Thursday, December 28, 2006

Celebrating the Holidays

There is very little more beautiful than the 8th night of Hanukkah with all the candles burning brightly against the dark.

Of course, there are other holidays with nice traditions this time of year, too.

After indulging in a bit of egg nog (fortified with a bourbon that seemed appropriate for this raven), we headed south to visit my parents at their hometown.

My parents celebrate Christmas. I always love seeing their simple tree...

...decorated with pinecones, straw, small brushed-gold balls, and my Great Aunt June's beautiful crocheted ornaments.

And there was knitting, too--the Christmas stocking I grew up with, knitted by my Granny...

...and the rest of the family's stockings, knit by my mother many many years ago. I have not seen these in several years.

When I was a girl, we always celebrated Christmas at Granny's house--and we still do, even though she has been dead for more than a decade. Her house has no chimney, so the stockings are hung on an ancient dresser in her front hallway.

I loved watching my family open their gifts: Irish Hiking Scarf for my father, still recovering from surgery and cancer treatment and preparing for probable further surgery in January

...a linen feather-and-fan stole for my mother, knit on Granny's slippery old needles

...the felted Satchel that David knit for my brother

...and the Adamas shawl for Rebecca, by far the most photogenic model of the group. (The thing she is wearing that looks like a nametag is actually a PhD button that Son drew for her!)

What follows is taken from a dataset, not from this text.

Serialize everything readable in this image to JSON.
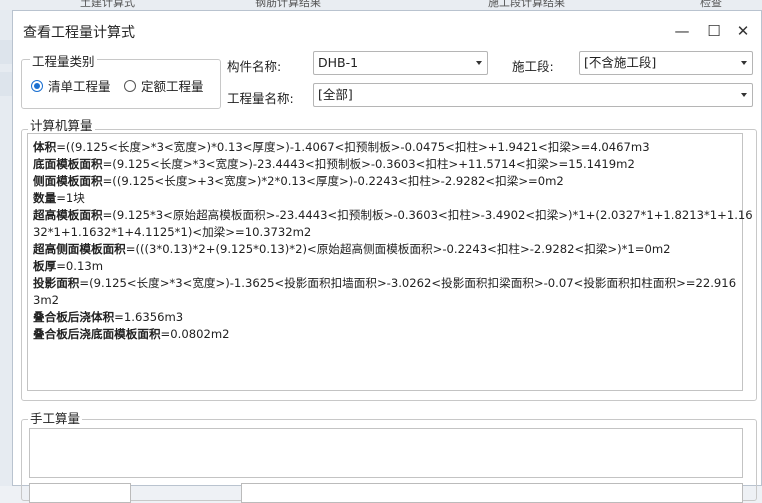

Son received a wonderful present from his grandparents--and he hasn't stopped playing for a second since he opened the box:

On the day after Christmas, the temperature plummeted. We went to visit Granny's grave, intending to take some shells to lay on her marker in our effort to combine our Jewish memorial practices with her coastal identity.

When we arrived, we found that my uncle has brought her a wreath--exactly the kind of wreath I remember her hanging on her front door when I was small.

I miss her every day and do not knit a single stitch without thinking of her.

I hope that all of you, regardless of your traditions, found meaning this holiday season.


Anonymous said...

You don't know me from Adam, but your posts often seem to really touch me and bring a tear to my eye. I love the picture of your Dad with the scarf, and how touching the one of your Grandma's grave with the wreath.

Although my Great-Grandma Nana did not teach me to knit, but did teach me to crochet and sew and love all things made by hands that love, she is with me every time I pick up yarn, fabric, needles and thread.

Thank you, and Happy New Year to your lovely family.

beadlizard said...

Yet another beautiful post. I wish your dad luck and patience.

Music is the BEST pursuit for young people with grand minds. Has he learned to read charts and written music yet? I practiced an average of 40 hours per week for most of my youth.

I miss my great-grandmother every day. Spent Christmas at my grandmother's home and felt blessed that Gfather and Big Sylvia are still with us.

Anonymous said...

What a lovely post! I enjoyed every image and word. I'm glad all of your beautiful knitted gifts seem to be so well-loved by their recipients!

Anonymous said...

As always, lovely photographs. And some pretty impressive knitted gifts as well!!!

I'm so glad your holidays were happy. Your dad looks wonderful! One would hardly know that he has been recovering from such ill health. I'll be thinking good thoughts for a quick recovery from his upcoming surgery.

Sara Skates said...

What a great post. You look a lot like your father ;) How great with all the hand-knitted gifts - I love the stockings too!

Susan said...

Wonderful post. I love family photos. It looks like everybody really appreciates your gifts.

Hope you have a wonderful New Year too.